Had a little task today, and the quick solution felt a bit like a stupid pet trick … thought I’d share it here as something a little different from the continual stream of questions
The task was this: we needed all the pair-wise combinations from a set of entries, and these need to (for performance reasons) be batched up. So we have data like this:
[1..10_000]
… which gets turned into batches like this using Enum.chunk_every/2
:
[[1..500], [501..1000], [1001..1500], .. etc]
We then want to do some computation with the next value (e.g. 1) against the rest of the values in its batch (e.g. [2…500]) and then subsequently against each further batch (e.g. [501…1000], then [1001…1500], etc). Pair-wise combinations. Fun.
The computation is done async and the batches are generated on request by a GenServer
for consumption by workers. So we need to keep track of where we are in the batching, so we need to keep state. Yuck! State! amiright?
Instead of keeping the chunked data around in a state term, I instead opted to keep a function there instead which captured that data:
batches = Enum.chunk_by(sequence, batch_size)
state = fn -> next_batch(batches) end
It is then used like this from a message handler in the GenServer
:
def next_job(state) do
case state.() do
{:done, _} = done -> done
{{subject, batch}, next} -> {create_job(subject, batch), next}
end
end
What is that next_batch
call in initial state term, you ask? (Ok, you probably didn’t … but, then again, maybe you did since you have read this far!)
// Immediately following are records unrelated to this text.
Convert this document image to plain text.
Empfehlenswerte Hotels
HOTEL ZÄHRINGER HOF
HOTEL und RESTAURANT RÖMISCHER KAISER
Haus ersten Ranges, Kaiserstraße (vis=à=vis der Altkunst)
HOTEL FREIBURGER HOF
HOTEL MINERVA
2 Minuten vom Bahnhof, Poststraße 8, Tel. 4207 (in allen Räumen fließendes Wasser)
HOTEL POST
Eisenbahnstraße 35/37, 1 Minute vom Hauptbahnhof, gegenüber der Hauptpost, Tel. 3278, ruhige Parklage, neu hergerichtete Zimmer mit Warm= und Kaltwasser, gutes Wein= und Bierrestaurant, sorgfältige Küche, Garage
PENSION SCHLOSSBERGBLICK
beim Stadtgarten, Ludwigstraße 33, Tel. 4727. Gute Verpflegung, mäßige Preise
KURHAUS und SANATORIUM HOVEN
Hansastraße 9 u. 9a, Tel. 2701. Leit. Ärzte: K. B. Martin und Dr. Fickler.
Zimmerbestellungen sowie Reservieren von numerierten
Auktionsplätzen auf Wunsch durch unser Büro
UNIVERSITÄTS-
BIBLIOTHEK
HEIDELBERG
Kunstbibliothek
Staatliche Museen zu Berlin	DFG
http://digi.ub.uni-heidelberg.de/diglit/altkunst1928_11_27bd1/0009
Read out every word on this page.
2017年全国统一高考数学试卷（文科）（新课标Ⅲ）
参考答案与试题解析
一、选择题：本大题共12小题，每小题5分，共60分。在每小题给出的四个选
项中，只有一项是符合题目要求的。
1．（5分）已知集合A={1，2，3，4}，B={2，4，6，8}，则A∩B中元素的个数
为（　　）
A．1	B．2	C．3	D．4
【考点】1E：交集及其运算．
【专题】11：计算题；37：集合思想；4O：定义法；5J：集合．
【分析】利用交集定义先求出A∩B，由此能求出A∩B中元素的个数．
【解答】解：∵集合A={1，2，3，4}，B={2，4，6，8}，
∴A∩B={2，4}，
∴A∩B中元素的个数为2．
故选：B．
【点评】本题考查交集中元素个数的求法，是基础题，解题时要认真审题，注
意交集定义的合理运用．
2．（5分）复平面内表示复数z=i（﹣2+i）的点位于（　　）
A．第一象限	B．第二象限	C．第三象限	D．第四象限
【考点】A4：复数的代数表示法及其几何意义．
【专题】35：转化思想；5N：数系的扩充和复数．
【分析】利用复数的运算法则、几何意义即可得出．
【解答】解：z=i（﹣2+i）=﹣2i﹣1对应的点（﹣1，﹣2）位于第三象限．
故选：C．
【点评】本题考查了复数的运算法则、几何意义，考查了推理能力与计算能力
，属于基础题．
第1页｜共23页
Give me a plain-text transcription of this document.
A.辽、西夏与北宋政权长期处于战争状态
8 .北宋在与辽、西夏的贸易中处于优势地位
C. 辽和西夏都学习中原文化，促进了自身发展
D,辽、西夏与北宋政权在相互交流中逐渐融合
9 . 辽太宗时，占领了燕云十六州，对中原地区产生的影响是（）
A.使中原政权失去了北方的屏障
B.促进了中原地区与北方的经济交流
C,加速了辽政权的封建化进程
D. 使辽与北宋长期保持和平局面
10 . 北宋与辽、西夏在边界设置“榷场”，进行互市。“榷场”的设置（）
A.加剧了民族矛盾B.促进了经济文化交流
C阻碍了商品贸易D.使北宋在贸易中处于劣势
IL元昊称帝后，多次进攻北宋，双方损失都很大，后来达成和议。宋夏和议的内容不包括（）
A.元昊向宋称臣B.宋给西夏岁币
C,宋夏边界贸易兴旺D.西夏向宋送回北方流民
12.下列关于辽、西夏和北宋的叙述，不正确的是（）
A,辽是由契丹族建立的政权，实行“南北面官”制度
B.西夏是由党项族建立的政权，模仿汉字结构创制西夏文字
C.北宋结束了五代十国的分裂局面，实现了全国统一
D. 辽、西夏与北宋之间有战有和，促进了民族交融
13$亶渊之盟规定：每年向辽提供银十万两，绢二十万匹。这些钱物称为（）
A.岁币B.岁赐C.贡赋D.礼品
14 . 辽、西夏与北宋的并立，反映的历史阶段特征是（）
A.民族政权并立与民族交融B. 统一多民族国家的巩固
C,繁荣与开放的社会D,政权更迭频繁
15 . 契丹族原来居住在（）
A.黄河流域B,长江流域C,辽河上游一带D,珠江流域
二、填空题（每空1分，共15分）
defp next_batch([[current| rest] | batches]) do
next_batch(current, rest, batches, [])
end
defp next_batch(current, [], [], []) do
done_tuple()
end
defp next_batch(_current, [], [], [[next | rest] | batches]) do
{{next, rest}, fn -> next_batch(next, rest, batches, []) end}
end
defp next_batch(_current, [next|rest], [], acc) do
{{next, rest}, fn -> next_batch(next, rest, acc, []) end}
end
defp next_batch(current, rest, [next_batch | batches], acc) do
{{current, next_batch},
fn -> next_batch(current, rest, batches, [next_batch | acc]) end}
end
defp done_tuple(), do: {:done, fn -> done_tuple() end}
Generators! Ignoring the moderately ugly function headers, the useful bit is that the functions return a tuple containing the result of the calculation (the next batch) as well as an anonymous function that contains the next call to next_pair_job that can be used to get the next job … this allows the “detail” of how next_batch/4
works to be entirely opaque to the calling code.
It calls the function (which is its state!) until it gets a :done
tuple. It doesn’t matter how many times it is called as the :done
tuple has a function which, when called, itself returns the same :done
tuple. As this is used in a distributed application where we can not know the order or number of calls in advance, that’s a necessary attribute to have, and the above manages that elegantly.
It was just a nice way to encapsulate the actual iteration through the batches so it could be “hidden” from the GenServer
using it without cluttering up its own message handlers. Performance was just fine, so the code cleanliness this approach offered was considered to offset the overhead.
During code review it came up as an out-of-the-ordinary approach (though certainly not novel), so thought I’d share it here. Yay, stupid pet tricks!